Exercise 9.3.H in Ravi Vakil’s Foundations of Algebraic Geometry. I am following the hint given in Exercise 9.3.H of Ravi Vakil’s notes. It can be found on page 261, here. The exercise states: any finitely presented morphism $\pi:X\to\operatorname{Spec} B$ is a pullback of a finite type morphism $\pi’:X’\to\operatorname{Spec} \mathbb{Z}[x_1,\cdots,x_N]$ for some integer $N$. It is easy when $X$ is affine, but I am stuck considering more general cases.
Any hints or comments would be appreciated. Thank you very much!
 A: First step:
Let $X=\operatorname{Spec} A_1\cup \operatorname{Spec} A_2$ such that $\operatorname{Spec} A_1\cap \operatorname{Spec} A_2=\operatorname{Spec} A_{12}$.
Let $A_{12}=B[z_1,\dots, z_n]/(f_1,\dots, f_r)$.

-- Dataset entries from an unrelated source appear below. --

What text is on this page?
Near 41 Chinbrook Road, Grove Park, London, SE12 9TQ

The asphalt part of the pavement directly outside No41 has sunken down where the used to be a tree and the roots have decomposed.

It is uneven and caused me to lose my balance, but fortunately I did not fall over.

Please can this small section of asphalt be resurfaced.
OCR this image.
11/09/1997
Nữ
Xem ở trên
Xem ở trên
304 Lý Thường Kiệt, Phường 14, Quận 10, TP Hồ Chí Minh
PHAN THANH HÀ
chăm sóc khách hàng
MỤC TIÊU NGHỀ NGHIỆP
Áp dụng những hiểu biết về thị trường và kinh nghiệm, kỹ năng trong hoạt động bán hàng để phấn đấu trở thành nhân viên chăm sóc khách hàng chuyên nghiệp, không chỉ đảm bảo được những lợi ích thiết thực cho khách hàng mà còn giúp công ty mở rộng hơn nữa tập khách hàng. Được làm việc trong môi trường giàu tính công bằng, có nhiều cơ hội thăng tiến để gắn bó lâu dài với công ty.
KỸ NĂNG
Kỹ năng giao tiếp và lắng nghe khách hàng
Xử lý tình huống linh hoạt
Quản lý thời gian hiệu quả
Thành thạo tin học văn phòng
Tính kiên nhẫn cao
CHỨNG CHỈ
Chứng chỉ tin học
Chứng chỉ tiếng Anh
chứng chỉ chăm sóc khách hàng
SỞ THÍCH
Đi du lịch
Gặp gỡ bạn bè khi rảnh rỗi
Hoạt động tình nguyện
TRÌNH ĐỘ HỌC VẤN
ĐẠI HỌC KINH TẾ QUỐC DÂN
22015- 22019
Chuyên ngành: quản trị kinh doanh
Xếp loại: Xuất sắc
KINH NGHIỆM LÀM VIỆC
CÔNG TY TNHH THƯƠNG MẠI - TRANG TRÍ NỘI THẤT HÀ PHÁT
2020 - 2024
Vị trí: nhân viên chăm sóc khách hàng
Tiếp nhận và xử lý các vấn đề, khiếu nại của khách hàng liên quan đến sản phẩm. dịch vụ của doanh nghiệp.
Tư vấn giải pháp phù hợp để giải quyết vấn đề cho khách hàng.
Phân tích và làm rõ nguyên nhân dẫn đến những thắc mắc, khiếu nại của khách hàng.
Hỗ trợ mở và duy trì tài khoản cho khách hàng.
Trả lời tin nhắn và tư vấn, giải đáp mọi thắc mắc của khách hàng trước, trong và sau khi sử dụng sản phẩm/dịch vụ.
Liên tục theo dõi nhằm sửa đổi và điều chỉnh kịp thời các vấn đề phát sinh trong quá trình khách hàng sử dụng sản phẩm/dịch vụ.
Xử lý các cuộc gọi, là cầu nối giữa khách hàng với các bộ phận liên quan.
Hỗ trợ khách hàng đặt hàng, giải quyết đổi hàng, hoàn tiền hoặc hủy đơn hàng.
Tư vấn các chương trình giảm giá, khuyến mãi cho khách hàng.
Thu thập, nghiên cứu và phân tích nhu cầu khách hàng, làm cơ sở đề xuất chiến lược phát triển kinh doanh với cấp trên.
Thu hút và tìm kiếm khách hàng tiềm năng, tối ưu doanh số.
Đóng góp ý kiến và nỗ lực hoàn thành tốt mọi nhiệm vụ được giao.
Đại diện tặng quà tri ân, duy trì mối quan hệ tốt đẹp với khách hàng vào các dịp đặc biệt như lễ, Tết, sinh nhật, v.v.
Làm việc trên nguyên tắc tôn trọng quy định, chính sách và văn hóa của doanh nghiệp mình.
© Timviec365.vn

Write $A_1=B[\lambda_1,\dots, \lambda_n]/(g_{11},\cdots, g_{1m})$ and $A_2=B[\mu_1,\dots, \mu_n]/(g_{21},\cdots, g_{2m}).$
Consider the map $A_1\to A_{12}$, and the images of $\lambda_i\mapsto p_i(\underline{z})$.
Similarly consider the map $A_2\to A_{12}$, and the images of $\mu_i\mapsto q_i(\underline{z})$.
Also consider $g_{1j}(p_1(\underline{z}),\dots, p_n(\underline{z}))=\sum_r c_rf_r$ in $B[z_1,\dots, z_n]$.
Similarly  $g_{2j}(q_1(\underline{z}),\dots, q_n(\underline{z}))=\sum_r d_rf_r$ in $B[z_1,\dots, z_n]$
Let $C=\mathbb{Z}[\text{coef. of} ~f_i| i][\text{coef. of} ~g_{1i}| i][\text{coef. of} ~g_{2i}| i][\text{coef. of} ~p_i| i][\text{coef. of} ~q_i| i][\text{coef. of} ~c_r| r][\text{coef. of} ~d_r| r]$
Now write $R_1=C[\lambda_1,\dots, \lambda_n]/(g_{11},\cdots, g_{1m})$
and
$R_2=C[\mu_1,\dots, \mu_n]/(g_{21},\cdots, g_{2m})$ and $R_{12}= C[z_1,\dots, z_n]/(f_1,\dots, f_r)$.
We observe that the map $\operatorname{Spec} R_{12}\to \operatorname{Spec} R_1$ is an open immersion, similarly the map $\operatorname{Spec} R_{12}\to \operatorname{Spec} R_2$ is an open immersion.
We now glue $\operatorname{Spec} R_1$ and $\operatorname{Spec} R_2$ along $\operatorname{Spec} R_{12}$ to get $X'$.
So we have $X\to \operatorname{Spec} B$ as a pullback of a finitely presented map $X'\to \operatorname{Spec} C$.